Mozilla Engineering Manager Benjamin Smedberg had started a discussion on Google Groups about ceasing development of Windows 64-Bit builds last Friday (November 23rd). This had been purposed as well back in March of this year. Shortly before Mozilla’s Thanksgiving recess on Wednesday, Smedberg announced:
Thank you to everyone who participated in this thread. Given the existing information, I have decided to proceed with disabling windows 64-bit nightly and hourly builds. Please let us consider this discussion closed unless there is critical new information which needs to be presented.
The reasons for ending the development of the Windows 64-Bit builds were many but included:
- Many plugins are not available in 64-bit versions.
- The plugins that are available don’t work correctly in Firefox because we haven’t implemented things like windowproc hooking, which means that hangs are more common.

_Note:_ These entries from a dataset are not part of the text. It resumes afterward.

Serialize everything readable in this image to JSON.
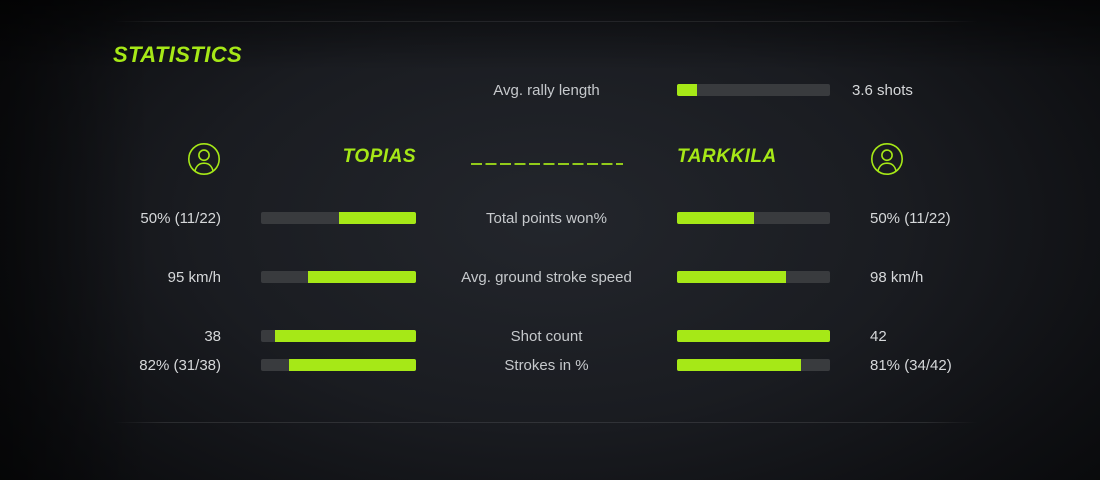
{
  "title": "STATISTICS",
  "theme": {
    "accent": "#a6e817",
    "bar_track": "#393b3e",
    "label_color": "#c6c9cc",
    "value_color": "#d6d8da"
  },
  "summary": {
    "label": "Avg. rally length",
    "value": "3.6 shots",
    "fill_pct": 13
  },
  "players": {
    "left": {
      "name": "TOPIAS"
    },
    "right": {
      "name": "TARKKILA"
    }
  },
  "stats": [
    {
      "label": "Total points won%",
      "left": {
        "value": "50% (11/22)",
        "fill_pct": 50
      },
      "right": {
        "value": "50% (11/22)",
        "fill_pct": 50
      }
    },
    {
      "label": "Avg. ground stroke speed",
      "left": {
        "value": "95 km/h",
        "fill_pct": 70
      },
      "right": {
        "value": "98 km/h",
        "fill_pct": 71
      }
    },
    {
      "label": "Shot count",
      "left": {
        "value": "38",
        "fill_pct": 91
      },
      "right": {
        "value": "42",
        "fill_pct": 100
      }
    },
    {
      "label": "Strokes in %",
      "left": {
        "value": "82% (31/38)",
        "fill_pct": 82
      },
      "right": {
        "value": "81% (34/42)",
        "fill_pct": 81
      }
    }
  ]
}
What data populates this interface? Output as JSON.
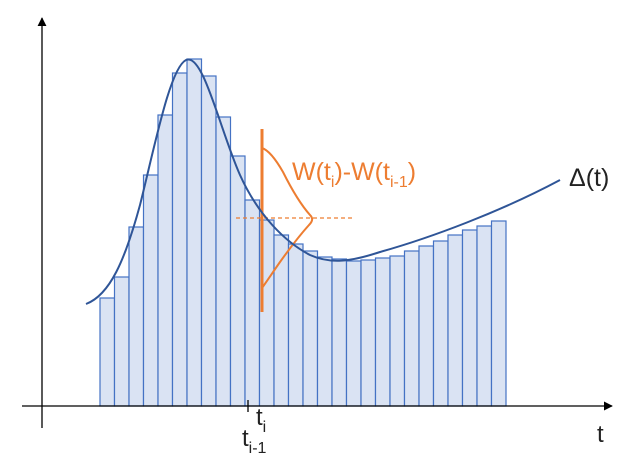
{
  "figure": {
    "curve_label": "Δ(t)",
    "noise_label": {
      "w": "W(t",
      "i": "i",
      "mid": ")-W(t",
      "i1": "i-1",
      "end": ")"
    },
    "axis": {
      "t": "t",
      "ti": "t",
      "ti_sub": "i",
      "ti1": "t",
      "ti1_sub": "i-1"
    }
  },
  "colors": {
    "bar_fill": "#DAE3F3",
    "bar_stroke": "#4472C4",
    "curve": "#2F5597",
    "noise": "#ED7D31",
    "axis": "#000000"
  },
  "bars": {
    "heights": [
      108,
      129,
      179,
      231,
      291,
      333,
      347,
      330,
      289,
      250,
      206,
      186,
      171,
      162,
      155,
      149,
      147,
      145,
      146,
      148,
      150,
      155,
      160,
      165,
      171,
      176,
      180,
      185
    ]
  }
}
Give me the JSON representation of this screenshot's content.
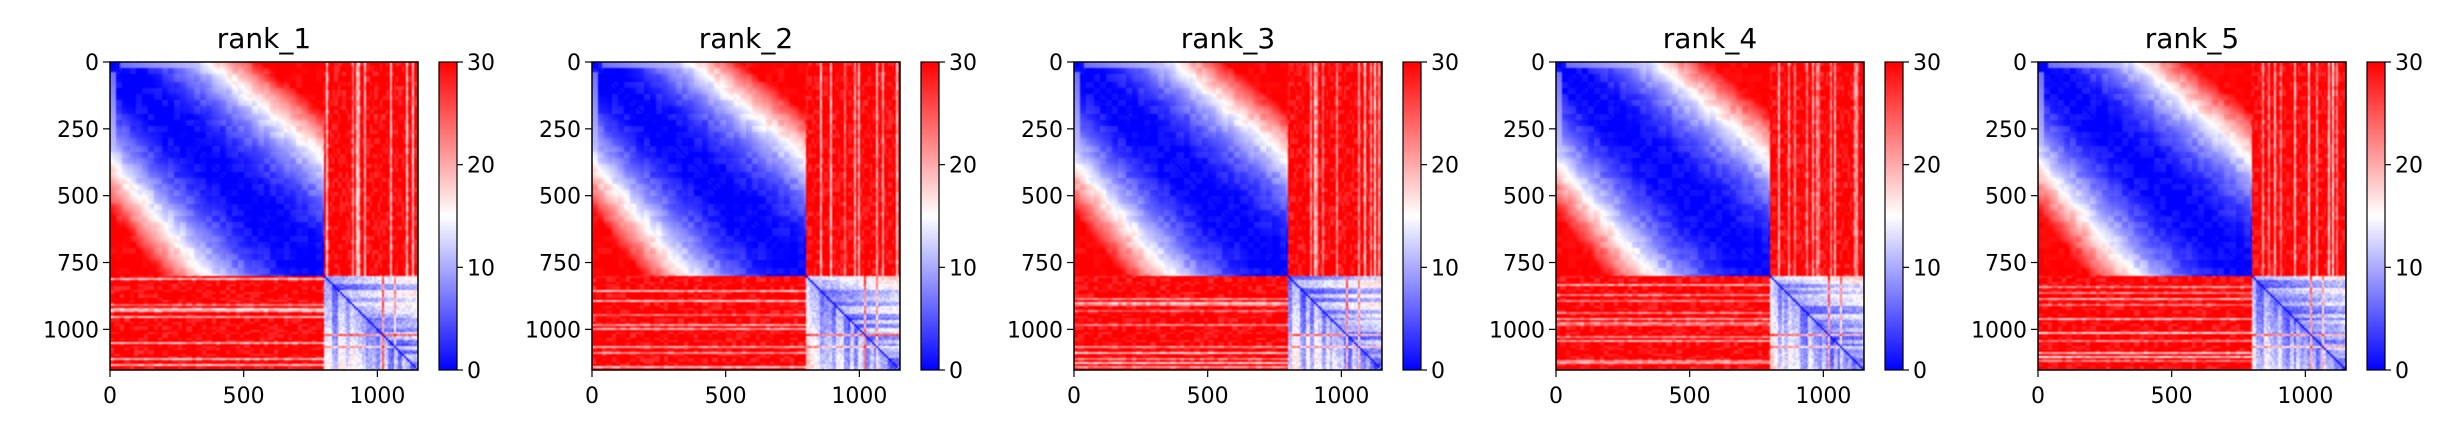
{
  "chart_data": {
    "type": "heatmap",
    "colormap": {
      "name": "bwr",
      "low": "#0000ff",
      "mid": "#ffffff",
      "high": "#ff0000"
    },
    "colorbar": {
      "vmin": 0,
      "vmax": 30,
      "ticks": [
        0,
        10,
        20,
        30
      ]
    },
    "x_ticks": [
      0,
      500,
      1000
    ],
    "y_ticks": [
      0,
      250,
      500,
      750,
      1000
    ],
    "matrix_size": 1152,
    "cluster_boundary": 800,
    "description_values": {
      "within_block_low": 0,
      "between_block_high": 30
    },
    "panels": [
      {
        "title": "rank_1"
      },
      {
        "title": "rank_2"
      },
      {
        "title": "rank_3"
      },
      {
        "title": "rank_4"
      },
      {
        "title": "rank_5"
      }
    ]
  }
}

- Crashes submitted by 64-bit users are currently not high priority because we are working on other things.
This announcement seems to coincidentally comes the day after a major Bug (813619) was causing a huge spike in the number of crashes on the Nightly Windows 64-Bit builds. Contrary to the last bullet point above, this bug was fixed rather quickly and a more ‘stable’ version of the Nightly Windows 64-bit build was available the next day. Plugins has always been Mozilla’s excuse, reason, justification, etc. for the lack of a Windows 64-Bit build. Though the (unspoken) bottom line is, it would be too much work for Mozilla to rebuild Firefox from the ground up to properly support Windows 64-Bit.
Currently in the 64-Bit Windows browser market there is only Internet Explorer and Opera. Chrome, like Firefox does have an unofficial/developmental 64-Bit version for Windows. So as it stands now the only way to get a 64-Bit version of Firefox is to go with the unofficial builds such as Pale Moon or Waterfox. Unfortunately, I never looked at Pale Moon and while I had been happy with and recommended Waterfox. That quickly changed when I went to install version 15 and discovered the developer’s were trying to secretly install Bloatware when installing the application. The user did have the option (albeit hidden) to not install the bloatware. However, I became extremely unhappy and reversed my recommendation when I found out that using the application’s uninstaller result in the bloatware being installed without my consent.
Further Readings:
I sometimes use Pale Moon x64 when I know I won’t be needing multimedia plug-ins or wanting to save history and bookmarks for use in Firefox, but to be honest, I haven’t noticed any significant performance differences compared to 32-bit Firefox. I wonder if development of Waterfox and Pale Moon x64 will come to an end now that Mozilla is no longer doing the heavy lifting (as I’m assuming Mozilla has). I played around with Waterfox for a while but uninstalled it after the slealth bloatware problem was reported. Also, apparently because Waterfox shares its profile with 32-bit Firefox, every time I switched back to Firefox I had to start Firefox, confirm reinstallation of 32-bit plug-ins that had been disabled in Waterfox, and then start Firefox again. That eventually got old, despite the convenience of having the same history, bookmarks, toolbar layouts, preferences, etc., in both browsers.
Anyway, I’m not sure how urgent it is as this point to have a 64-bit version of Firefox. The plug-ins aren’t there, and for probably the majority of users, the >4GB RAM to take advantage of it isn’t there.
Incidentally — this refers to a previous post — the “development” build of Tab Mix Plus seems to have fixed all of the conflicts with Firefox 17.0 that I was getting with the most recent release build, and I’ve seen a bunch of comments elsewhere reporting the same thing.
@peterinseattle Thanks for the info on TMP. I didn’t have the ‘profile issues’ as you mentioned as I created a separate profile just for Waterfox via the Profilemanager application. I am not sure if this will be the end of those. I’ve always wondered why “they” could make 64-bit versions, but Mozilla couldn’t.
“…because we are working on other things.” Mozilla is focused on the mobile platform now like everyone else. Firefox is open source, that means anyone can access and work on the code. Pale Moon & Waterfox are unofficial forks. I’m sure you’ll continue to see the 64 bit builds from those teams as long as they continue to work on them.
Moz claims plugins are the reason for not going 64, yet other 64-bit browsers, Explorer and Chrome, for example, seem not to have this problem. What does mozilla do to break compatibility? Maybe they should consider a redesign to allow multi-core usage (1 global lock in the javascript code mono-threads all scripting) and using the same plugins IE and Chrome do?